For what it's worth, I agree that an idling ADD unit is not a disaster - compared with a MUL (MAD) unit, it's simpler - resulting in less transistors doing sod all.
Not to mention that if you have lots of data dependence and short shaders, you could be screwed.
Short shaders aren't a problem because the shader export block is going to be throughput limit (post transform cache, streamout bandwidth, fillrate, whatever follows on once the shader has completed).

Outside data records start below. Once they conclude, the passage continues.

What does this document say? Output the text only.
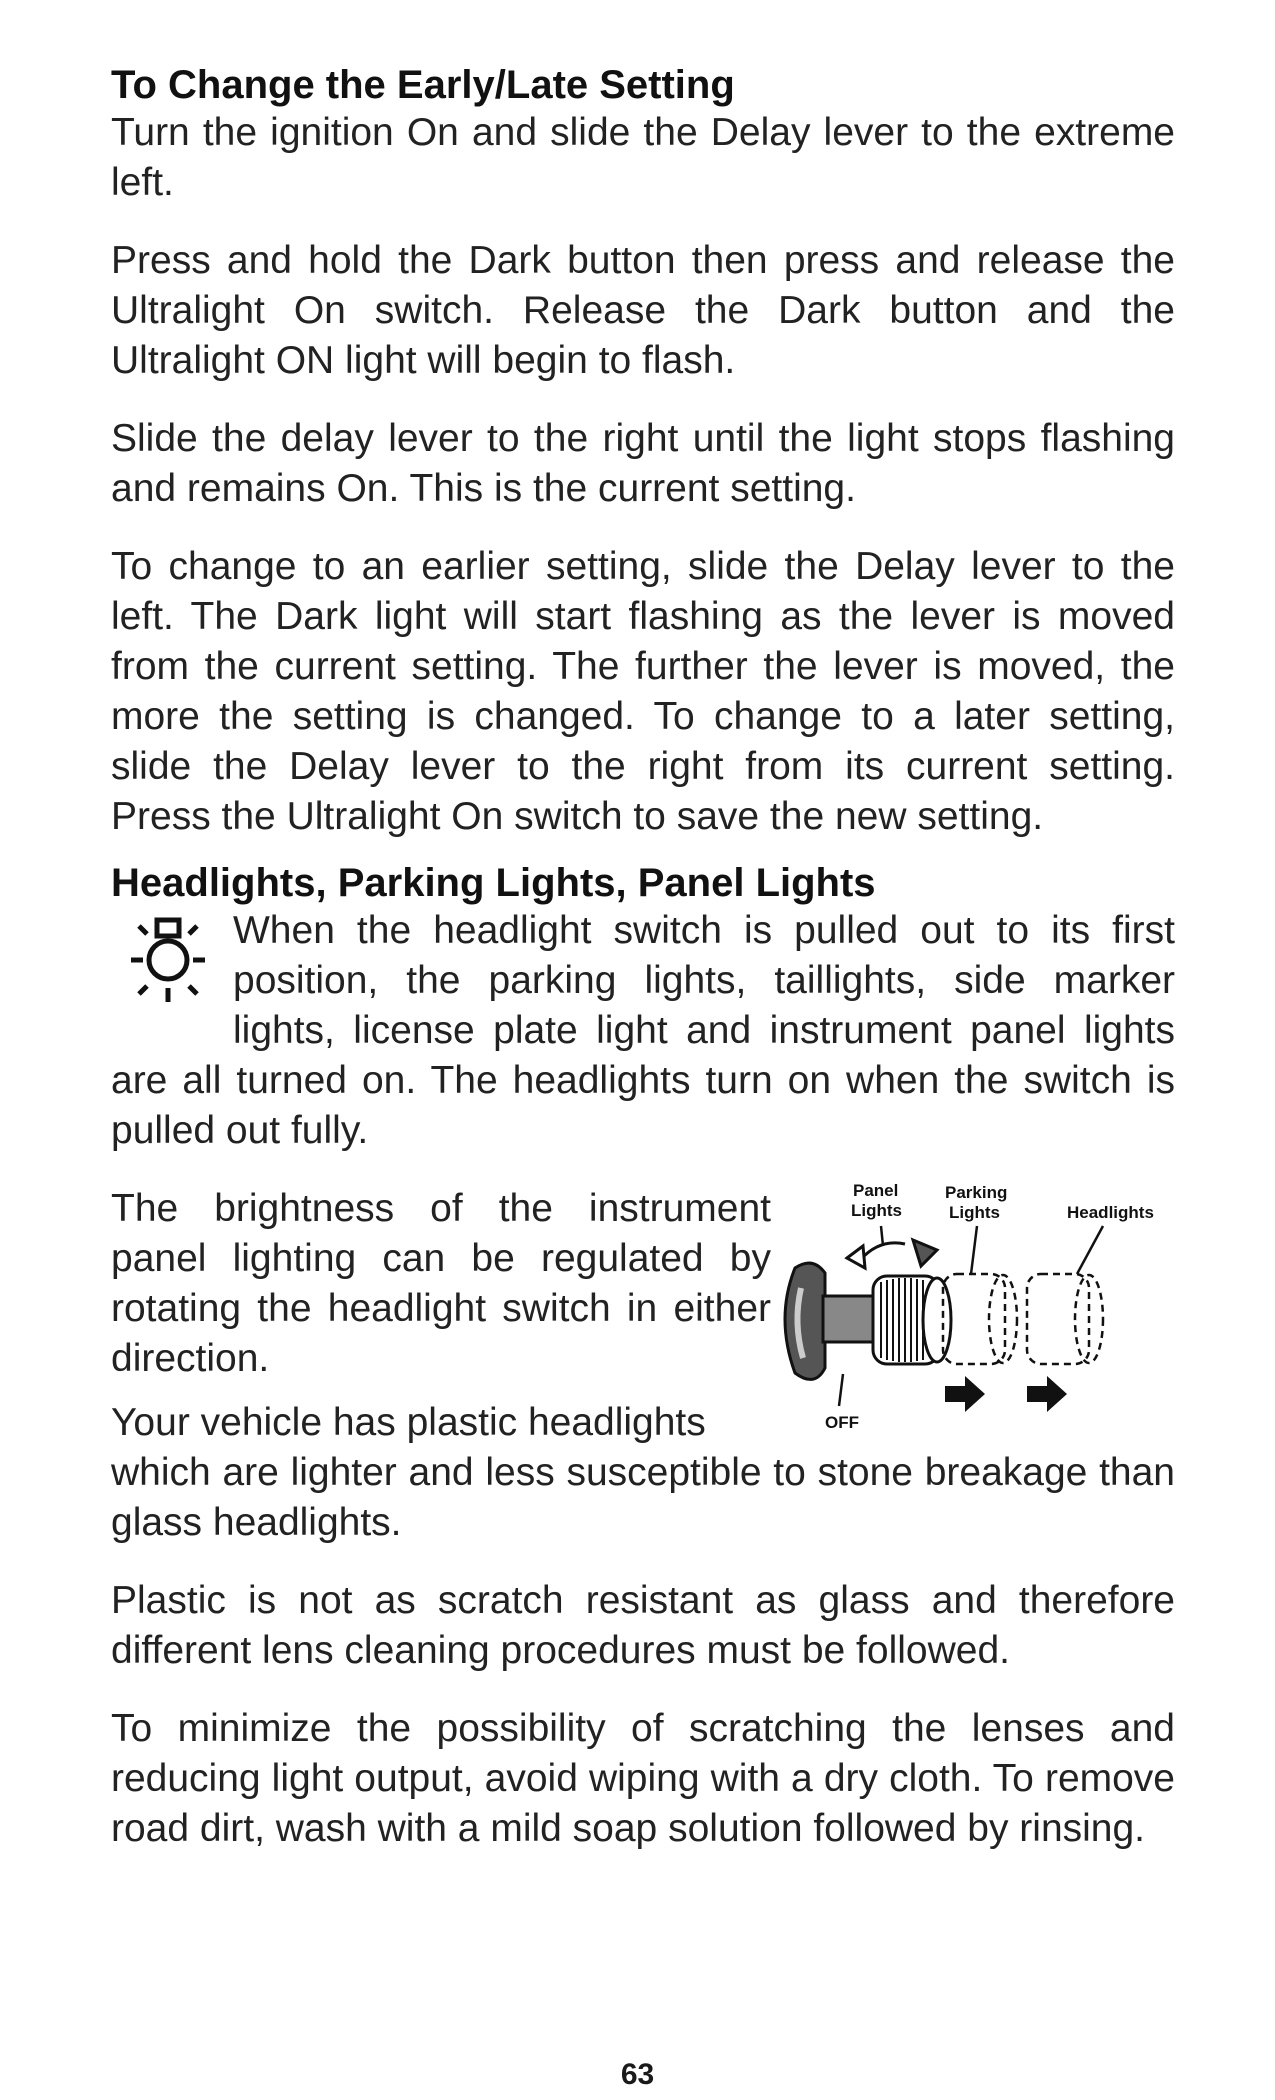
To Change the Early/Late Setting

Turn the ignition On and slide the Delay lever to the extreme left.

Press and hold the Dark button then press and release the Ultralight On switch. Release the Dark button and the Ultralight ON light will begin to flash.

Slide the delay lever to the right until the light stops flashing and remains On. This is the current setting.

To change to an earlier setting, slide the Delay lever to the left. The Dark light will start flashing as the lever is moved from the current setting. The further the lever is moved, the more the setting is changed. To change to a later setting, slide the Delay lever to the right from its current setting. Press the Ultralight On switch to save the new setting.

Headlights, Parking Lights, Panel Lights

When the headlight switch is pulled out to its first position, the parking lights, taillights, side marker lights, license plate light and instrument panel lights are all turned on. The headlights turn on when the switch is pulled out fully.

Panel
Lights
Parking
Lights	Headlights
OFF

The brightness of the instrument panel lighting can be regulated by rotating the headlight switch in either direction.

Your vehicle has plastic headlights

which are lighter and less susceptible to stone breakage than glass headlights.

Plastic is not as scratch resistant as glass and therefore different lens cleaning procedures must be followed.

To minimize the possibility of scratching the lenses and reducing light output, avoid wiping with a dry cloth. To remove road dirt, wash with a mild soap solution followed by rinsing.

63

But if you issue scalar-only code on R600 with tight dependencies you'll certainly get far worse performance than G80. You won't get me arguing with that. (Unless there's something really funky in R600 we're not aware of...)
Look, if the 'missing MUL' was permanently missing and never co-issued, would it be so bad for the G80? The MUL is not likely eating up that much real estate since some portion of it is shared by the other SF/interpolator HW,
I agree.
and the chip is performing spectacularly, and appears to be holding its own against a much beefier R600 design, and whereas ATI had an advantage in the drivers of merely being an 'evolution', NVidia had to deal with a revolutionary architectural change, and yet a relatively new architecture seems to be doing well against a mature one. (e.g. not getting it's ass handed to it the way the on-paper specs say it should) I'd say that's a testament to the fact that extracting high efficiency from the G80 is a simpler task.
When you find an example of an ALU-limited game that backs up this assertion, I'd be intrigued to see the numbers.
In terms of ALU capability, all we have is anecdotal evidence that G80 is no more capable than R580 at folding@home or GPGPU ray-tracing. A very rough indication, unquestionably and biased against G80 simply because they'll all be vector-instruction dominated.
I mean, vec3/4 workloads are still going to be dominant in 3D graphics, so even if the R600 driver does a bad job, it's still going to deliver decent performance.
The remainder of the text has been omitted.